Based on the information provided by Matsutani Chemical industry Co. Ltd., as well as other information available to FDA, the agency has no questions at this time regarding Matsutani's conclusion that D-psicose 3-epimerase enzyme preparation produced by Escherichia coli K-12 W3110 carrying a gene expressing D-psicose 3-epimerase from Arthrobacter globiformis M30 is GRAS under the intended conditions of use. The agency has not, however, made its own determination regarding the GRAS status of the subject use of D-psicose 3-epimerase enzyme preparation produced by Escherichia coli K-12 W3110 carrying a gene expressing D-psicose 3-epimerase from Arthrobacter globiformis M30. As always, it is the continuing responsibility of Matsutani. to ensure that food ingredients that the firm markets are safe, and are otherwise in compliance with all applicable legal and regulatory requirements.

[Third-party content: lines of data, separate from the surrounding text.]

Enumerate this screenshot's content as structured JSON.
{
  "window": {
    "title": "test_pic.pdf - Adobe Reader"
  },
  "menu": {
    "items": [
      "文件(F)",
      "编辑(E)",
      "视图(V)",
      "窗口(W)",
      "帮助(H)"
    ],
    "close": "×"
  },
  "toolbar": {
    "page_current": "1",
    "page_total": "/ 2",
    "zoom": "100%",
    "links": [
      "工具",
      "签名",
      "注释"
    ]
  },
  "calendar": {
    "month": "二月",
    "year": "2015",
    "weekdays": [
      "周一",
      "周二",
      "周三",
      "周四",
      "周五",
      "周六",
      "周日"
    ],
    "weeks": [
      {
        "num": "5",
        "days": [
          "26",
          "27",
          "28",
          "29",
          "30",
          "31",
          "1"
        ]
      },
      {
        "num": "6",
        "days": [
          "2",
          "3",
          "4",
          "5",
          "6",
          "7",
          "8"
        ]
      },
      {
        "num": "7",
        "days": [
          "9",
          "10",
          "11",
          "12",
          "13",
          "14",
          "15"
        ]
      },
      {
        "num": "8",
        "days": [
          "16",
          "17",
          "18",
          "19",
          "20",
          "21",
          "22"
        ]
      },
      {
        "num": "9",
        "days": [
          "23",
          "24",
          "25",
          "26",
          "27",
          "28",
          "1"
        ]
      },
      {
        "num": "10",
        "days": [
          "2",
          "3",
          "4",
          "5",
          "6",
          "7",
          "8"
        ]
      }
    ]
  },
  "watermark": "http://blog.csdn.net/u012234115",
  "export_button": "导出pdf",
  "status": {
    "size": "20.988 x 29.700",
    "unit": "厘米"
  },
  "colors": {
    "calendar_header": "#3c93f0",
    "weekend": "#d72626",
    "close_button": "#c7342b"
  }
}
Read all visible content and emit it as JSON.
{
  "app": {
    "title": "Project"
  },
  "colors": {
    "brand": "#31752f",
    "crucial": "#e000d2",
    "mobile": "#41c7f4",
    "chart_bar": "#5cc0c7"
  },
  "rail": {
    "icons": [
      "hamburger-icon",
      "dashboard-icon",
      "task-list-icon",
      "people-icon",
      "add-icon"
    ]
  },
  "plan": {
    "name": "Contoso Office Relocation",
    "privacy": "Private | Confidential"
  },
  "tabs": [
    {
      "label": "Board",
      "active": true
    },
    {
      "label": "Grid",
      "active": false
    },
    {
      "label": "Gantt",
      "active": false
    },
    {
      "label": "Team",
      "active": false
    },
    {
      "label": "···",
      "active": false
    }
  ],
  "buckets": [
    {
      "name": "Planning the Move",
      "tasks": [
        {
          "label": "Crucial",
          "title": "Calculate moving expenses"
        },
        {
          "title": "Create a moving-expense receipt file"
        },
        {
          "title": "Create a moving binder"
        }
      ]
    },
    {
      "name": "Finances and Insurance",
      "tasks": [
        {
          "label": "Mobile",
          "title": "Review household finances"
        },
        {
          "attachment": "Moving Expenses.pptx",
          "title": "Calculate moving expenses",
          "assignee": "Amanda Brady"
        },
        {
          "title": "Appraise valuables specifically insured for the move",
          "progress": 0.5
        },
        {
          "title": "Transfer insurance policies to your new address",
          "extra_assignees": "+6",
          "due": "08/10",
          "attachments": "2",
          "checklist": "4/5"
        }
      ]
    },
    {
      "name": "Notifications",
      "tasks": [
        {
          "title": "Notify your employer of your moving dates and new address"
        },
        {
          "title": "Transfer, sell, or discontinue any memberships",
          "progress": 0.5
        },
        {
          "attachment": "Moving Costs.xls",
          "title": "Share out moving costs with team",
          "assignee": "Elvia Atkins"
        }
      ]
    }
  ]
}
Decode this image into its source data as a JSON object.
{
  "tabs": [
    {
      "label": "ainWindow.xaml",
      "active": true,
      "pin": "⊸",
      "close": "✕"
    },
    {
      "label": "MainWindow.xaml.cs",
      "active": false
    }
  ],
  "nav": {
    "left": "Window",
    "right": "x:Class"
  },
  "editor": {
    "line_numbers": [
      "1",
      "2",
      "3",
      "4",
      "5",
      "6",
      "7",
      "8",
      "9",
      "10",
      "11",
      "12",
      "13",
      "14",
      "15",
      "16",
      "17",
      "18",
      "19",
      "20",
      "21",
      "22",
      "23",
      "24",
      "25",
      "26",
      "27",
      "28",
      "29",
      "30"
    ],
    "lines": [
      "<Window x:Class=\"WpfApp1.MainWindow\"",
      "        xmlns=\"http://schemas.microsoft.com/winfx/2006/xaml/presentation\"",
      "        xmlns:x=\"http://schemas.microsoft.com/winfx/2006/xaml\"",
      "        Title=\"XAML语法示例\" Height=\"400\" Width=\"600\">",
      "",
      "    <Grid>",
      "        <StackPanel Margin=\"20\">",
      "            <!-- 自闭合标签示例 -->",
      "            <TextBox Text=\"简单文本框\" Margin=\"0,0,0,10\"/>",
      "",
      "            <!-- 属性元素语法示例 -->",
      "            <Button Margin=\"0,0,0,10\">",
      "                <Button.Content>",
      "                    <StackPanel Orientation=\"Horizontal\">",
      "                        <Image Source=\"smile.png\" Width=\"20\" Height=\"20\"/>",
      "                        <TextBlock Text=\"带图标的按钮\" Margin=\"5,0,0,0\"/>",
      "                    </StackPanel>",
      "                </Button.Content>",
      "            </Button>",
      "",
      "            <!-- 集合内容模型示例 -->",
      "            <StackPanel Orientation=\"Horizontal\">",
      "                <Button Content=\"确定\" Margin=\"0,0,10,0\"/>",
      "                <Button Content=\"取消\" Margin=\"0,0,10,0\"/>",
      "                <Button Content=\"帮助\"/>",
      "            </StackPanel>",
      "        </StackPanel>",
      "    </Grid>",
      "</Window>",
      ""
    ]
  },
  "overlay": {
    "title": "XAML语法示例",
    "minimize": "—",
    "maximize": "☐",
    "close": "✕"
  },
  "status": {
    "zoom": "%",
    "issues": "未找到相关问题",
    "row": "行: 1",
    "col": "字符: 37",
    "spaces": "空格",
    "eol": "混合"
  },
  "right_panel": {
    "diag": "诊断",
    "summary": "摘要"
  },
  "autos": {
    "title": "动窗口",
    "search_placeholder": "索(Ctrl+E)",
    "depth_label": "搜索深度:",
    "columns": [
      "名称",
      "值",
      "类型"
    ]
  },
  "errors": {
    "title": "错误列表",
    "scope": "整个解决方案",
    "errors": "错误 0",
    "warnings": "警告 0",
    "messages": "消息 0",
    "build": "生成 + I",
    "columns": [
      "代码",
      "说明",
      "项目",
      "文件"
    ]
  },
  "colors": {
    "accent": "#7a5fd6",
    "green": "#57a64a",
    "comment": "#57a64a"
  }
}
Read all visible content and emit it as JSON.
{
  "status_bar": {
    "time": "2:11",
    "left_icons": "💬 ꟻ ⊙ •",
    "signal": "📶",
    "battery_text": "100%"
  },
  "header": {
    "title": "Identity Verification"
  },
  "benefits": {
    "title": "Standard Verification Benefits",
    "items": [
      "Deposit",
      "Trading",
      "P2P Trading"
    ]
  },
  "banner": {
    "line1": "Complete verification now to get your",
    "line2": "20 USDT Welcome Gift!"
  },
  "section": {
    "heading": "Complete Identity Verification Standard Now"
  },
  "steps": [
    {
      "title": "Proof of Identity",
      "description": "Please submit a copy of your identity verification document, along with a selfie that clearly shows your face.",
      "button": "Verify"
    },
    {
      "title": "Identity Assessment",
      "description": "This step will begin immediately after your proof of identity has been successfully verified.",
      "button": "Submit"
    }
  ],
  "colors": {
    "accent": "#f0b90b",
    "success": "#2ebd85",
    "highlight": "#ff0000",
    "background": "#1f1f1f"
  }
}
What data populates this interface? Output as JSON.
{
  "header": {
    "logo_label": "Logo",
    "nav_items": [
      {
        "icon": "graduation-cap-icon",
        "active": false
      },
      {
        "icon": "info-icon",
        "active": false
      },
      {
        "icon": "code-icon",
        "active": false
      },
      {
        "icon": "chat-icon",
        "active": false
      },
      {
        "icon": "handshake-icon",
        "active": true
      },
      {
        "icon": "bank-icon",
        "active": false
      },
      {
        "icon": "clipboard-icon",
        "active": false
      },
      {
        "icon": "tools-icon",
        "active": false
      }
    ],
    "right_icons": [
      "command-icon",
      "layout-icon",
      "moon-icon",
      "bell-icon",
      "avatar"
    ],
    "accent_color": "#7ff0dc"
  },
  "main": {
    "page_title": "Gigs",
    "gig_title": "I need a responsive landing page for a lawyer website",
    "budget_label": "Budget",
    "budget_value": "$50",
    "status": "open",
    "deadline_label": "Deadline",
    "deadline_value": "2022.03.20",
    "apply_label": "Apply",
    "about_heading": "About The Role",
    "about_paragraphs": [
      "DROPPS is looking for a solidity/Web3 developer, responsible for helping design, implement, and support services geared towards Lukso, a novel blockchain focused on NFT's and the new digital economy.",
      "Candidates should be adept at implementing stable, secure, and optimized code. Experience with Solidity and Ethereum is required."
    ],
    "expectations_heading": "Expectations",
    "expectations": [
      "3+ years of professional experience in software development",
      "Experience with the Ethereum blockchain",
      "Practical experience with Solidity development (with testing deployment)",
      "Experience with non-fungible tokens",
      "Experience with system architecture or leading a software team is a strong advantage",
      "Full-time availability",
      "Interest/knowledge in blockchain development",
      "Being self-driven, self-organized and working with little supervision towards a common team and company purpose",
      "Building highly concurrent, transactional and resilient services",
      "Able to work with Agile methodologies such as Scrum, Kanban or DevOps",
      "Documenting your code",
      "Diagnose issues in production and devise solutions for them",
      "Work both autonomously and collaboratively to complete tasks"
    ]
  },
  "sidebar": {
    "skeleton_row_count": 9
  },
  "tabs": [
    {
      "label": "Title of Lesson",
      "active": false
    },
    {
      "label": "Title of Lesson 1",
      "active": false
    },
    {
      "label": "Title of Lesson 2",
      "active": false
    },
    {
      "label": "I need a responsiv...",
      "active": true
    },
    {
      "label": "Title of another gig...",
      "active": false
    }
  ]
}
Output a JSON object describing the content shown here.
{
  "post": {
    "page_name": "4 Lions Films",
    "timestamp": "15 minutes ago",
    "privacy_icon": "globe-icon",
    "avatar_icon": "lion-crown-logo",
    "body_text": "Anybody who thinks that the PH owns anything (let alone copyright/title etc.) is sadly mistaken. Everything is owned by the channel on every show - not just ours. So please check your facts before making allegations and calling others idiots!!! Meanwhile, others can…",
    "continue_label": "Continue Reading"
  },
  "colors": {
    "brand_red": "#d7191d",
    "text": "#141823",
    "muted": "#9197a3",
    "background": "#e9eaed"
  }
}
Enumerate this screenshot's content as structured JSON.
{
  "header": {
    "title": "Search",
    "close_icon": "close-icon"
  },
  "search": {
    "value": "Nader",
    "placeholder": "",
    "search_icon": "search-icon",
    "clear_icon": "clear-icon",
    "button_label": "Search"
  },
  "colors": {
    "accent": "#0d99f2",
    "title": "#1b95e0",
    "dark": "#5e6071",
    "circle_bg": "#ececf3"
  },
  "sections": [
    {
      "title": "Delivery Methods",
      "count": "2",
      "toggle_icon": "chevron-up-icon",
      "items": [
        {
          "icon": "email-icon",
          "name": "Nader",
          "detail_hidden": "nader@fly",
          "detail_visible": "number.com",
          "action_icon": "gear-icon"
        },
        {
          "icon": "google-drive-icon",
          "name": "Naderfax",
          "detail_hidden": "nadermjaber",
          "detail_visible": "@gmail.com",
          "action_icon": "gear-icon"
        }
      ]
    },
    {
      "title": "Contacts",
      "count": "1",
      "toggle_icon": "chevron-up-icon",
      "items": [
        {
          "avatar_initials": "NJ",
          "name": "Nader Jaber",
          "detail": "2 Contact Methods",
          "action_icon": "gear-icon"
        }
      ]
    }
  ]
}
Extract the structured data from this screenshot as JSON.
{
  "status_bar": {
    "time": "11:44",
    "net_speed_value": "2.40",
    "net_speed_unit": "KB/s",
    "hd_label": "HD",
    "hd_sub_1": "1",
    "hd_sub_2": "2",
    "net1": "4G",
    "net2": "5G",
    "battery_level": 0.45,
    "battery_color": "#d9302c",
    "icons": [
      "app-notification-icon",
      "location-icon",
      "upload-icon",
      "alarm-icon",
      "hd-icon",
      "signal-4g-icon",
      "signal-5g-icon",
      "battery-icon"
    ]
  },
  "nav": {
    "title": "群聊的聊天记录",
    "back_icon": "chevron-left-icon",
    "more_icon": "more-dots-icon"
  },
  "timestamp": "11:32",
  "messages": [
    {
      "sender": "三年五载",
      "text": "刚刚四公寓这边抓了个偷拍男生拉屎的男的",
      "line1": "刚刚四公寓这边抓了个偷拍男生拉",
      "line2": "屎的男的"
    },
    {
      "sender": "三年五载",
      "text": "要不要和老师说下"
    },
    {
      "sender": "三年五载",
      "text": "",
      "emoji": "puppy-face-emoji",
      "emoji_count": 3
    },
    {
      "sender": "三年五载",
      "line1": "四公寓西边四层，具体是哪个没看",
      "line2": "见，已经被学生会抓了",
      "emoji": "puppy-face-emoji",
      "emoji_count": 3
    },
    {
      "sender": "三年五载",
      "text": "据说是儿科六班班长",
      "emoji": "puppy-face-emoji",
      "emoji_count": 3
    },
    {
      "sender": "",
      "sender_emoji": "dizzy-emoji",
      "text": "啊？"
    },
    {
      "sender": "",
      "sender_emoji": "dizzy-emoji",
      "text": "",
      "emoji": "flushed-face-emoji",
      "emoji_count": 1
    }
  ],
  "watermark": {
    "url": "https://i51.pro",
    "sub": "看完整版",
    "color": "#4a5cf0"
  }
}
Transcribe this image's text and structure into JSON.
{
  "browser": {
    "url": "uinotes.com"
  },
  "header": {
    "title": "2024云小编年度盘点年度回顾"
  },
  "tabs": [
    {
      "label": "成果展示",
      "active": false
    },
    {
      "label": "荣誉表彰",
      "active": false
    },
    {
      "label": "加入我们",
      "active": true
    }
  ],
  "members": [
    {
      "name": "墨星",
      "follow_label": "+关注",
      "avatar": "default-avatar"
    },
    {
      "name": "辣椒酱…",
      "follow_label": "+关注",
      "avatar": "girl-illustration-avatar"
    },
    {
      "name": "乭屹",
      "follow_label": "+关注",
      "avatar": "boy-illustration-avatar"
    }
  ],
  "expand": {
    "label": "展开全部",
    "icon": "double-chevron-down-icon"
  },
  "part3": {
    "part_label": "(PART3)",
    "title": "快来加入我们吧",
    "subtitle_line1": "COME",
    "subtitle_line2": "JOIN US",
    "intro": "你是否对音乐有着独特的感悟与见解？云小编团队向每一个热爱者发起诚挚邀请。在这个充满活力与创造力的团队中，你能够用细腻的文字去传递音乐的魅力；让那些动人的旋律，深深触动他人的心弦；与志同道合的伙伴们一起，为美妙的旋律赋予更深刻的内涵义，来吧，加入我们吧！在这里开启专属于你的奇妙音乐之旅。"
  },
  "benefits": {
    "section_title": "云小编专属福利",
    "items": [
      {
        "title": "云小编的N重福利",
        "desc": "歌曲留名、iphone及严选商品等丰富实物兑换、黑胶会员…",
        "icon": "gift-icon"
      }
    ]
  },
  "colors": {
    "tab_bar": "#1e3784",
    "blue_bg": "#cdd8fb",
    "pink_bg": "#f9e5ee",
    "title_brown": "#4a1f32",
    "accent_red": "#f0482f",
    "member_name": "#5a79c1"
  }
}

In accordance with proposed 21 CFR 170.36(f), a copy of the text of this letter responding to GRN 00 0624, as well as a copy of the information in this notice that conforms to the information in the GRAS exemption claim (proposed 21 CFR 170.36(c)(1)), is available for public review and copying at www.fda.gov/grasnoticeinventory.

Sincerely,

Dennis M. Keefe, Ph.D.
Director
Office of Food Additive Safety
Center for Food Safety and Applied Nutrition

[1] D-psicose is also known as allulose or D-ribo-2-hexulose.